Tinobsy doesn't make any guesses as to when is a good time to automatically collect -- you have to do it manually. Do this by calling vm->gc() at a point where you know there aren't any temporary objects that are still being referred to by C++ variables hanging around that would be corrupted if the garbage collector "pulled the rug" on those objects.

interning

Allocating an object with alloc() doesn't actually initialize the fields of the object -- you have to write your own functions to do that yourself. If the object is an "atomic" type such as a string or number that doesn't point to any other Tinobsy objects (i.e. the mark function is/can be NULL), you can intern the object. The helper function vm->get_existing_object<type>(schema, value, cmp_func) returns the existing object, that has the same schema as the one passed in, and also the same value (the as_ptr member is cast to the templated-in type and compared to the value using the function), or NULL if the object doesn't exist yet. There is a convenience function op_eq<type>(type, type) that can be used as the comparison function for types that store their values inline.
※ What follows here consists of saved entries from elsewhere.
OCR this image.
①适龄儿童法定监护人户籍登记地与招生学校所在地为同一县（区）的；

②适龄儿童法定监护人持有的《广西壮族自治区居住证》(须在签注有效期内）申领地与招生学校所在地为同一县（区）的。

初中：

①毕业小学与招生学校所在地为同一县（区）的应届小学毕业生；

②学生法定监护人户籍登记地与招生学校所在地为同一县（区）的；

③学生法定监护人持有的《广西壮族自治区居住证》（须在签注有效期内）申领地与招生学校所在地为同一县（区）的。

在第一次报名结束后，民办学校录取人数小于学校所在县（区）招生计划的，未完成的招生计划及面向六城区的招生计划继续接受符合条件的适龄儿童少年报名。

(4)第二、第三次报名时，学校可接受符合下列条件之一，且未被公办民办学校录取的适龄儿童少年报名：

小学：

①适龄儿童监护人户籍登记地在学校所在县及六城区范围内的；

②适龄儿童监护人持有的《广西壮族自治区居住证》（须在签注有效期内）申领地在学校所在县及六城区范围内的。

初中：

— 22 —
For example:

object_schema MyBits("mybits", NULL, free_mybits, print_mybits);
object* make_mybits(vm* vm, struct mybits value) {
    object* x = vm->get_existing_object<struct mybits>(&Example, value, op_eq<struct mybits>);
    if (!x) {
        x = vm->alloc(&MyBits);
        x->as_ptr = calloc(1, sizeof(struct mybits));
        memcpy((void*)&value, (void*)x->as_ptr, sizeof(struct mybits));
    }
    return x;
}

There is also a preprocessor macro INTERN(vm, typ, sch, val) and INTERN_PTR(vm, typ, sch, val, cmp) that are just sugar for checking this function and then returning early if the object exists -- the above function could be simplified to:

object_schema MyBits("mybits", NULL, free_mybits, print_mybits);
object* make_mybits(vm* vm, struct mybits value) {
    INTERN(vm, struct mybits, &MyBits, value);
    /* if we get here it means a new object must be created */
    object* x = vm->alloc(&MyBits);
    x->as_ptr = calloc(1, sizeof(struct mybits));
    memcpy((void*)&value, (void*)x->as_ptr, sizeof(struct mybits));
    return x;
}

mark-and-sweep

The garbage collector is invoked by the function tinobsy::vm::gc(). It recursively calls tinobsy::vm::markobject() on each reachable object (using the object_type's mark-function), and then saves all the objects that didn't get marked in a free-object list for reuse. Internally, Tinobsy allocates objects in chunks of 128 (which can be overridden with the compile constant TINOBSY_CHUNK_SIZE). Whenever the garbage collector notices that a chunk is completely empty, it deletes the chunk. The main garbage collection function returns the count of objects deleted.

globals

Caution

A bare tinobsy::vm has no globals and nothing is marked by default when you call gc(), so everything will be collected unless you manually mark objects first.

The tinobsy::vm class has a virtual function mark_globals() that the garbage collector always calls before it collects. You can implement this method in a subclass to be able to mark the additional global members you added to the subclass.